21 February 2023
Do you ever get tired of reading about it? The alternative media is awash in the never-ending blather about how to have a good stable government. Everyone has their own list of necessary ingredients and various theoretical frameworks about how to devise and maintain a government that is moral and stable, keeping social order, etc.
And they are all uniformly wrong. None of them pays any attention at all to divine revelation. They keep reading their intellectual speculations back into the Scripture so that the truth never escapes.
The Bible assumes the worst of human nature; God knows us better than we know ourselves. He doesn't offer a plan of government that claims to reduce conflicts. Rather, He reveals His protocols on handling the inevitable violence that is burned into fallen human nature. It's not a question of squelching violence, but channeling it. In other words, it is absolutely impossible to prevent conflicts. Even in the best context, people will disagree about how things should be, and fights will most certainly come.
It is Satan who proposes peace among humans by pulling the center of gravity down to a human level. God says we are wired to respond to His initiative, and that our urges to create something different, something that makes sense to us, is not from Him. To keep us chasing something that could never exist, Satan encourages us to use the words of Scripture as a weapon.

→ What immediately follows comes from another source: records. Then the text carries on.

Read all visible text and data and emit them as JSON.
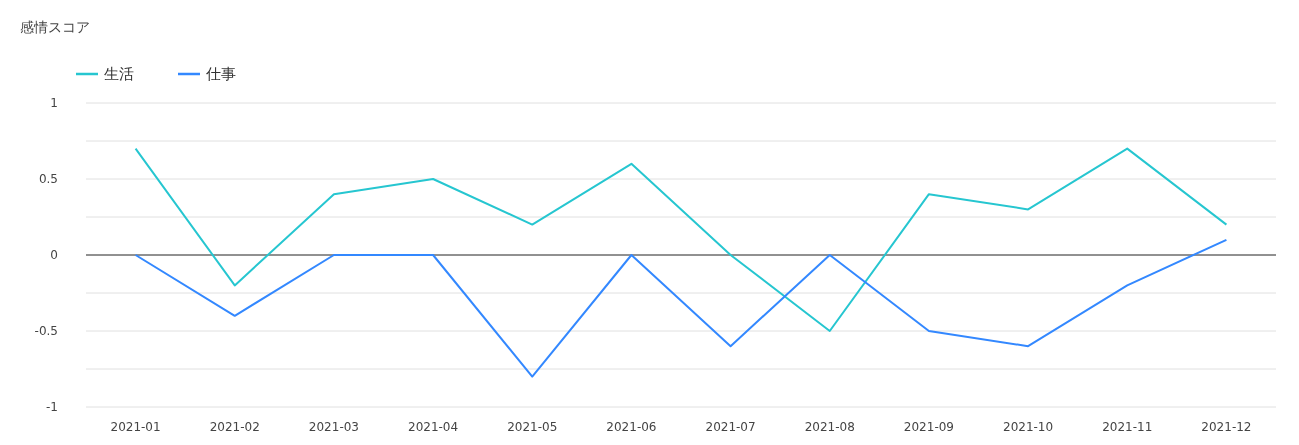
{
  "chart_data": {
    "type": "line",
    "title": "感情スコア",
    "categories": [
      "2021-01",
      "2021-02",
      "2021-03",
      "2021-04",
      "2021-05",
      "2021-06",
      "2021-07",
      "2021-08",
      "2021-09",
      "2021-10",
      "2021-11",
      "2021-12"
    ],
    "series": [
      {
        "name": "生活",
        "color": "#26c6d0",
        "values": [
          0.7,
          -0.2,
          0.4,
          0.5,
          0.2,
          0.6,
          0,
          -0.5,
          0.4,
          0.3,
          0.7,
          0.2
        ]
      },
      {
        "name": "仕事",
        "color": "#3388ff",
        "values": [
          0,
          -0.4,
          0,
          0,
          -0.8,
          0,
          -0.6,
          0,
          -0.5,
          -0.6,
          -0.2,
          0.1
        ]
      }
    ],
    "ylim": [
      -1,
      1
    ],
    "yticks": [
      -1,
      {
        "value": -0.75,
        "label": null
      },
      -0.5,
      {
        "value": -0.25,
        "label": null
      },
      0,
      {
        "value": 0.25,
        "label": null
      },
      0.5,
      {
        "value": 0.75,
        "label": null
      },
      1
    ],
    "grid": "y",
    "legend": "top left",
    "marker": "none",
    "line_style": "solid",
    "ref_lines": [
      {
        "axis": "y",
        "value": 0,
        "color": "#333333"
      }
    ]
  }
}
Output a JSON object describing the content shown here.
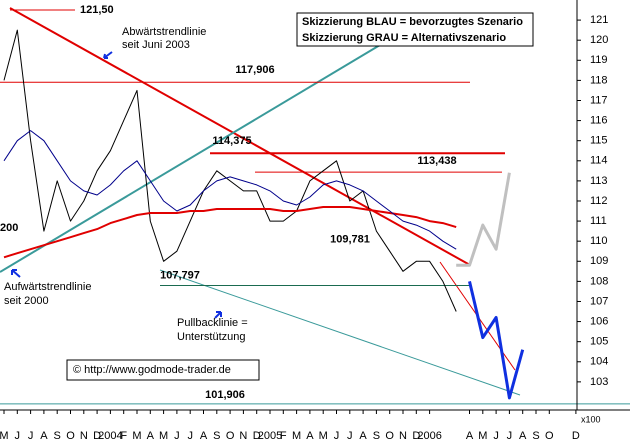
{
  "chart_data": {
    "type": "line",
    "title_lines": [
      "Skizzierung BLAU = bevorzugtes Szenario",
      "Skizzierung GRAU = Alternativszenario"
    ],
    "annotations": {
      "downtrend": [
        "Abwärtstrendlinie",
        "seit Juni 2003"
      ],
      "uptrend": [
        "Aufwärtstrendlinie",
        "seit 2000"
      ],
      "pullback": [
        "Pullbacklinie =",
        "Unterstützung"
      ],
      "left_label": "200",
      "copyright": "© http://www.godmode-trader.de",
      "multiplier": "x100"
    },
    "levels": [
      {
        "value": 121.5,
        "label": "121,50"
      },
      {
        "value": 117.906,
        "label": "117,906"
      },
      {
        "value": 114.375,
        "label": "114,375"
      },
      {
        "value": 113.438,
        "label": "113,438"
      },
      {
        "value": 109.781,
        "label": "109,781"
      },
      {
        "value": 107.797,
        "label": "107,797"
      },
      {
        "value": 101.906,
        "label": "101,906"
      }
    ],
    "categories": [
      "M",
      "J",
      "J",
      "A",
      "S",
      "O",
      "N",
      "D",
      "2004",
      "F",
      "M",
      "A",
      "M",
      "J",
      "J",
      "A",
      "S",
      "O",
      "N",
      "D",
      "2005",
      "F",
      "M",
      "A",
      "M",
      "J",
      "J",
      "A",
      "S",
      "O",
      "N",
      "D",
      "2006",
      null,
      null,
      "A",
      "M",
      "J",
      "J",
      "A",
      "S",
      "O",
      null,
      "D"
    ],
    "series": [
      {
        "color": "#000000",
        "width": 1,
        "values": [
          118.0,
          120.5,
          115.0,
          110.5,
          113.0,
          111.0,
          112.0,
          113.5,
          114.5,
          116.0,
          117.5,
          111.0,
          109.0,
          109.5,
          111.0,
          112.5,
          113.5,
          113.0,
          112.5,
          112.5,
          111.0,
          111.0,
          111.5,
          113.0,
          113.5,
          114.0,
          112.0,
          112.5,
          110.5,
          109.5,
          108.5,
          109.0,
          109.0,
          108.0,
          106.5,
          null,
          null,
          null,
          null,
          null,
          null,
          null,
          null,
          null
        ]
      },
      {
        "color": "#e00000",
        "width": 2,
        "values": [
          109.2,
          109.4,
          109.6,
          109.8,
          110.0,
          110.2,
          110.4,
          110.6,
          110.9,
          111.1,
          111.3,
          111.4,
          111.4,
          111.4,
          111.5,
          111.5,
          111.6,
          111.6,
          111.6,
          111.6,
          111.6,
          111.5,
          111.5,
          111.6,
          111.7,
          111.7,
          111.7,
          111.6,
          111.5,
          111.4,
          111.3,
          111.2,
          111.0,
          110.9,
          110.7,
          null,
          null,
          null,
          null,
          null,
          null,
          null,
          null,
          null
        ]
      },
      {
        "color": "#00008b",
        "width": 1,
        "values": [
          114.0,
          115.0,
          115.5,
          115.0,
          114.0,
          113.0,
          112.5,
          112.3,
          112.8,
          113.5,
          114.0,
          113.0,
          112.0,
          111.5,
          111.8,
          112.5,
          113.0,
          113.2,
          113.0,
          112.8,
          112.5,
          112.0,
          111.8,
          112.2,
          112.8,
          113.0,
          112.8,
          112.5,
          112.0,
          111.5,
          111.0,
          110.8,
          110.5,
          110.0,
          109.6,
          null,
          null,
          null,
          null,
          null,
          null,
          null,
          null,
          null
        ]
      },
      {
        "color": "#c0c0c0",
        "width": 3,
        "values": [
          null,
          null,
          null,
          null,
          null,
          null,
          null,
          null,
          null,
          null,
          null,
          null,
          null,
          null,
          null,
          null,
          null,
          null,
          null,
          null,
          null,
          null,
          null,
          null,
          null,
          null,
          null,
          null,
          null,
          null,
          null,
          null,
          null,
          null,
          108.8,
          108.8,
          110.8,
          109.6,
          113.4,
          null,
          null,
          null,
          null,
          null
        ]
      },
      {
        "color": "#1030e0",
        "width": 3,
        "values": [
          null,
          null,
          null,
          null,
          null,
          null,
          null,
          null,
          null,
          null,
          null,
          null,
          null,
          null,
          null,
          null,
          null,
          null,
          null,
          null,
          null,
          null,
          null,
          null,
          null,
          null,
          null,
          null,
          null,
          null,
          null,
          null,
          null,
          null,
          null,
          108.0,
          105.2,
          106.2,
          102.2,
          104.6,
          null,
          null,
          null,
          null
        ]
      }
    ],
    "ylim": [
      101.6,
      122
    ],
    "yticks": [
      103,
      104,
      105,
      106,
      107,
      108,
      109,
      110,
      111,
      112,
      113,
      114,
      115,
      116,
      117,
      118,
      119,
      120,
      121
    ]
  }
}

The Devil teaches us to nitpick over particular verses of Scripture, as if each stands alone as some Medo-Persian edict that must be reconciled with the rest. This teaches us to pick and choose our favorite verses. God's Word is woven together to form a single fabric of truth. Stand back and see the pattern; see the whole. The New Testament offers good advice on how to separate and build new covenant communities. The unity of the churches was not in conceptual theology, but in a very pragmatic application of divine truth expressed in symbols. Splintering factions multiplying over particulars is how we reach a wider selection of people. There's a place for everyone.
The whole point of the Apostles' discussion of various heresies is that those variations were in conflict with the fabric of God's truth. The mere existence of variations was not a sin. The Apostles refer only to those that stepped away from revelation. And you'll notice that every heresy they mention was just a repeat of some false doctrine already condemned in the Old Testament.
Go all the way back to the Tower of Babel. God's answer there was alienating everyone into their own family groups, all different from each other, and all blessed in different ways. The kind of unity humans imagine was the very essence of failure, the single issue that brought God's wrath on Nimrod's empire. The symbolism of the narrative points to an effort to reach into Eternity on human terms, rather than to call on God and wait for Him to reveal what He required. Nimrod united the entire human race at that time around his brilliant vision. The unification of that empire was itself a fundamental sin.
God had said, "Spread out and multiply." That doesn't mean just the population, but it points to a proliferation of varied cultural expressions standing on the Covenant of Noah. You go forth into all the planet and build a manifestation of the Code that fits your location and the character of the people. And you keep on splitting up periodically as things morph.
This is why I keep reminding readers not to simply absorb my ideas, but to let my ideas provoke your own search for what God requires of you. You aren't supposed to like all my answers. A consistent theme of this blog is posing good questions. The whole point of Radix Fidem is meta: How should we approach the task? Religion means trying to express your faith. Faith is ineffable; it cannot be defined in human terms, but it can be expressed. How do you manifest your faith? What does it take for you to find peace with God? We are trying to find a common theme with every expectation of differentiation in outcomes.
The best human government we could possibly have under the Code have will result in elders and priestly figures peacefully breaking off and forming new covenant families every few generations. Anything else man devises must of necessity result in oppression and war, because it will always be something less than God's design.